Tuesday, October 16, 2007

Woman fights off Great White shark

I am so proud of this woman! I dont know what I would do in that situation. Good for her for taking on the creature and living to tell her story!

 

'I fought off Great White shark'

By Andrew MacDonald and Peter Michael

October 16, 2007 03:00am

LINDA Whitehurst thought she was going to die when she was forced to fight off a great white shark at Byron Bay in NSW yesterday.

She was enjoying a morning paddlewith her husband Glen, when a shark attacked her surf ski, knocking her into the water.

"I thought this is it," she said.

"I thought my leg is gone, my ankle's gone, he's going to grab a leg."

But the 52-year-old sustained only a minor bite wound to her right wrist as she fought off what she described as a 4m-long, great white shark, using only her surf ski paddle.

Remarkably, Mr Whitehurst was not the only shark attack survivor who lived to tell their tale yesterday.

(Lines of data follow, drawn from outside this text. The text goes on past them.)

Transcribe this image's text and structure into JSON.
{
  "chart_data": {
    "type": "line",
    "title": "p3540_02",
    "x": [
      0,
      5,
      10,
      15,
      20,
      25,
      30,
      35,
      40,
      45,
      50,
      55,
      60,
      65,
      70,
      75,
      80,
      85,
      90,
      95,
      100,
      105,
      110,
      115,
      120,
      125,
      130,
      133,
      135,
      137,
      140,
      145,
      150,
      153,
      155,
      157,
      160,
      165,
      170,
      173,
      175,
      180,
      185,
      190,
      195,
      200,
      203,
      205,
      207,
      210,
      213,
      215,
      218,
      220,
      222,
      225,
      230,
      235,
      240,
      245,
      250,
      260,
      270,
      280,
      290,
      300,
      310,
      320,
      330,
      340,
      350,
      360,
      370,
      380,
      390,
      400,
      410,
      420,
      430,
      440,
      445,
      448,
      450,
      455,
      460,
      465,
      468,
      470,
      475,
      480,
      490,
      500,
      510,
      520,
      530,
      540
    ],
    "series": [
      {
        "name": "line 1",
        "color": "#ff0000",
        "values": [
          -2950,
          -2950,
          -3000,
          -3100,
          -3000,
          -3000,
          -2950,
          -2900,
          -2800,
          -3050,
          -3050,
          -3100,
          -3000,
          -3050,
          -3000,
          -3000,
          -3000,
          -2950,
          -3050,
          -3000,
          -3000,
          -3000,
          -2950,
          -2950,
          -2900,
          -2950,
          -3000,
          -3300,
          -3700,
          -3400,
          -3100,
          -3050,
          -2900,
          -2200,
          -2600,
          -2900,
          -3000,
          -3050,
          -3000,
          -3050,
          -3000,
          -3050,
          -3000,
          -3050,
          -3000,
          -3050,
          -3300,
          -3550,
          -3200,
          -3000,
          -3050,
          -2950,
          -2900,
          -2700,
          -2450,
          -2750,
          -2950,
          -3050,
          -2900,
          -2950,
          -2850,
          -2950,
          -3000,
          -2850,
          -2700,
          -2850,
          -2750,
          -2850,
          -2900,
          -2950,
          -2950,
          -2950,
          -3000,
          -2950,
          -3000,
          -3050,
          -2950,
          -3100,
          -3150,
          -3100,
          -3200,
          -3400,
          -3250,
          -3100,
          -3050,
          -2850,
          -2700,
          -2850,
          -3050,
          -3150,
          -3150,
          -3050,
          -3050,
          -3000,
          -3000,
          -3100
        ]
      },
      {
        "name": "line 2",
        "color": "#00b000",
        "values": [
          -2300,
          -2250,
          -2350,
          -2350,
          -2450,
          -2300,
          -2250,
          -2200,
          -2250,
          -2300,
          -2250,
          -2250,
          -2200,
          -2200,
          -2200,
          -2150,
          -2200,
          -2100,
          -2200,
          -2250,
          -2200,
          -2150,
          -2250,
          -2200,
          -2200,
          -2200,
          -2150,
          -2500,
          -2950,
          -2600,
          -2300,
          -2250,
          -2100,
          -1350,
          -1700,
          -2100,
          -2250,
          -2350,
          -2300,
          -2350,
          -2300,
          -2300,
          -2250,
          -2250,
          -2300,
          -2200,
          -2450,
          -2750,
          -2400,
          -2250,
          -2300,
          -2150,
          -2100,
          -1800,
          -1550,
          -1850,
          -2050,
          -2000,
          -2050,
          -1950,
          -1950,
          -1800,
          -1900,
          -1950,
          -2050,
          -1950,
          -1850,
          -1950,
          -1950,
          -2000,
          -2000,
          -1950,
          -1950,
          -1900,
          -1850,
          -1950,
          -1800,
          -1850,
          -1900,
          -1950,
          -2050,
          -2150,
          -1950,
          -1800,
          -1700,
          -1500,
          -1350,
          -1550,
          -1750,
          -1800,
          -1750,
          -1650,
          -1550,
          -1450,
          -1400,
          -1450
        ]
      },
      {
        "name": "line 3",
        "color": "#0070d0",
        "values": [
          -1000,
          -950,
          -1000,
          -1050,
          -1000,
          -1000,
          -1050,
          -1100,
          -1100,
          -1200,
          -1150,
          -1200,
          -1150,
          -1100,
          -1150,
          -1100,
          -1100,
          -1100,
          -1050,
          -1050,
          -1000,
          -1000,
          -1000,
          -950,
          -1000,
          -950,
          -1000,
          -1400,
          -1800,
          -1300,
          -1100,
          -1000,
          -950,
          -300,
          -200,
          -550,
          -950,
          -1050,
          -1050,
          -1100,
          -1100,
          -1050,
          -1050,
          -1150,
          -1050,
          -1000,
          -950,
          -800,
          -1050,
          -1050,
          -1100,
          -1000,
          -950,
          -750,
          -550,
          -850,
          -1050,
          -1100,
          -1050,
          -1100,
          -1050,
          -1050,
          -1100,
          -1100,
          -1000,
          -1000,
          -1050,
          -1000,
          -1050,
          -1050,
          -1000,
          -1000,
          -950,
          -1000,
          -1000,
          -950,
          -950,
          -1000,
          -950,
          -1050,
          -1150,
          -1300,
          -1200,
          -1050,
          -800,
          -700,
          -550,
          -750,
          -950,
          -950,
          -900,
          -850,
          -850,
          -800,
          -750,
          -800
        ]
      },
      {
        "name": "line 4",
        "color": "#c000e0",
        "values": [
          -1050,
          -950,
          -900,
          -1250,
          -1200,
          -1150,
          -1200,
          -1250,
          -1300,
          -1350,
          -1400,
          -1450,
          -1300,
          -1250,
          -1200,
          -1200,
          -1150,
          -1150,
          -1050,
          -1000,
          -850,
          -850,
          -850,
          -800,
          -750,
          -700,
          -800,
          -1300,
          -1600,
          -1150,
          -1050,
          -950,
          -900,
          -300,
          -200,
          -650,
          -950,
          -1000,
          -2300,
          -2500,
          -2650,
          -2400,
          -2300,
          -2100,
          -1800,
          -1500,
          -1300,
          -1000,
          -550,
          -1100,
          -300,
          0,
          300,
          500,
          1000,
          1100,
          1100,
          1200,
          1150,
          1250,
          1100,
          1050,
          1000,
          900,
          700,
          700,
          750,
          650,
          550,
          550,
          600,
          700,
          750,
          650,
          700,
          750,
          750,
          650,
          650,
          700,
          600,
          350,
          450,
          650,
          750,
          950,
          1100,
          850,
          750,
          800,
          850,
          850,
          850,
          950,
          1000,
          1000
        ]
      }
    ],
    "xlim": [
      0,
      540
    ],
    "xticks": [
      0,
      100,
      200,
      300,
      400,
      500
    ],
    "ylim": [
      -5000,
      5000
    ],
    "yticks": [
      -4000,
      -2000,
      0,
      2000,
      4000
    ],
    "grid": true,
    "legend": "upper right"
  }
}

Spearfisherman Adam Wood also joined the exclusive club of survivors, when two mates stabbed and poked a bronze whaler as it shook his leg at Holmes Reef, 240km north of Cairns.

He received more than 50 stitches to reattach tendons and ligaments severed by a 30cm shark bite.

"I am lucky to be alive, they saved my life," Mr Wood said yesterday, speaking after Saturday's attack.

The Byron Bay escape occurred near a popular surfing spot called The Pass, just around the point from Wategos Beach which was closed last week because of a shark.

Ms Whitehurst was returning to Byron at 10.45am (AEST) after a one-hour paddle when the great white struck.

"We were just coming back in. We'd been out at Wategos, heading back towards the surf club and we'd just left The Pass," Ms Whitehurst said.

"Glen was about three metres from me to my right side and I just saw this big thing down in the water. I just turned my head and happened to see this big dark object coming back and I knew it was a shark."

Ms Whitehurst said she thought her number was up as she tumbled into the water. She said she decided to lash out at the shark, out of instinct.

"I was just screaming trying to scare the shark and I had my surf ski blade in my hands. I was just punching into the shark. I had my blade and I just kept punching, punching, punching," she said.

After fighting off the shark, Ms Whitehurst said her attention immediately turned to getting to safety.

"My ski was closer and I wanted to be straight on if the shark came back up again," she said.

"I got back up on my ski. My arm was just bleeding and I was thinking great, now he's really going to come back and get me.

"You just go. Your adrenalin is just being pumped through you so you just do anything."

Her husband Glen Whitehurst said he watched in horror as the shark latched on to his wife's surf ski.

"I had just looked around so I watched it hit," he said.

"I turned around and I watched it literally lift itself and the back of Linda's ski. It had the back of the ski in its mouth, gave it a shake and Linda got knocked off."

Northern NSW lifeguard co-ordinator Stephen Leahy said a shark spotted off the town's main beach about an hour after the attack was shepherded out to sea by a Brunswick Heads coastal patrol boat.